Saturday, February 15, 2014

Everything Is Wrong (1995)

I'd been aware of Moby before Everything Is Wrong, but this third album by him (not counting anthologies and remix projects) was about where I got on board with the larger project—as I recall, it got a lot of warm reviews, and was the shiny object of everyone's attention for a few minutes. It is uneven—Moby seems to have some formal ideas about incorporating electric guitar and punk-rock noise into some of these tracks—something about "authenticity" I think, or maybe it was just that it was still the post-grunge times. They don't work as well. I get the sense Moby decided "punk-rock" meant "ugly as you can make it," which of course is wrong. But not everything here is, by any means. In fact, the high points—"Hymn," "Feeling So Real," "Everytime You Touch Me," and many others, including the exquisitely titled "God Moving Over the Face of the Waters" (longest song here, clocking in at 7:22)—are high points of his whole catalog. Everything Is Wrong is not skimpy with them at all. I think these soaring exercises he seems capable of pealing off are just remarkable, reducing me to all kinds of tender emotional submersions. Moby's music absolutely can take one by surprise. It is startling in its beauty, deeply felt and moving, even against one's will, though all he appears to be doing objectively is touching high notes on keyboards, powered by interesting beats. Actually, it's the melodies doing the work, and the gospel sources, tracing dynamics and swells so few even try for, entering spiritual realms of peace and joy. Listen to me. I am often surprised all over again when I play his stuff. Speculation: Eminem hates Moby so much for exactly this reason (if indeed that is anything more than a convenient public stance Eminem has adopted, which is quite possible, though the animus feels real, not least for its persistence).
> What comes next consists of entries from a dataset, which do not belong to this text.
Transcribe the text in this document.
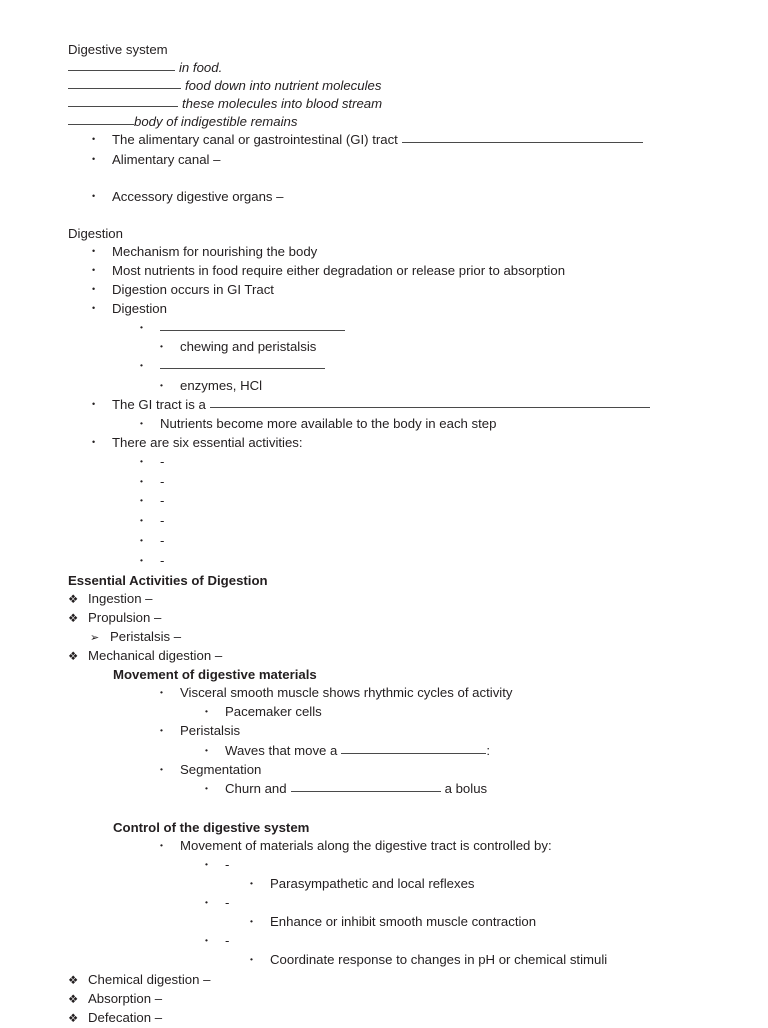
Digestive system
in food.
food down into nutrient molecules
these molecules into blood stream
body of indigestible remains
•The alimentary canal or gastrointestinal (GI) tract
•Alimentary canal –
•Accessory digestive organs –
Digestion
•Mechanism for nourishing the body
•Most nutrients in food require either degradation or release prior to absorption
•Digestion occurs in GI Tract
•Digestion
•
•chewing and peristalsis
•
•enzymes, HCl
•The GI tract is a
•Nutrients become more available to the body in each step
•There are six essential activities:
•-
•-
•-
•-
•-
•-
Essential Activities of Digestion
❖Ingestion –
❖Propulsion –
➢Peristalsis –
❖Mechanical digestion –
Movement of digestive materials
•Visceral smooth muscle shows rhythmic cycles of activity
•Pacemaker cells
•Peristalsis
•Waves that move a	:
•Segmentation
•Churn and	a bolus
Control of the digestive system
•Movement of materials along the digestive tract is controlled by:
•-
•Parasympathetic and local reflexes
•-
•Enhance or inhibit smooth muscle contraction
•-
•Coordinate response to changes in pH or chemical stimuli
❖Chemical digestion –
❖Absorption –
❖Defecation –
Moby is Gallant to Eminem's Goofus, and everything he touches becomes good and beautiful. No wonder Eminem resents him. I suppose Moby might also seem lame to a red-blooded American character such as Eminem, but hey, Moby is the one with bloodlines back to Herman Melville. In fairness, and as a consumer guide note, the best of Everything Is Wrong is collected (and the least of it eliminated) on the anthology MobySongs 1993-1998, which is probably the wiser use of your money.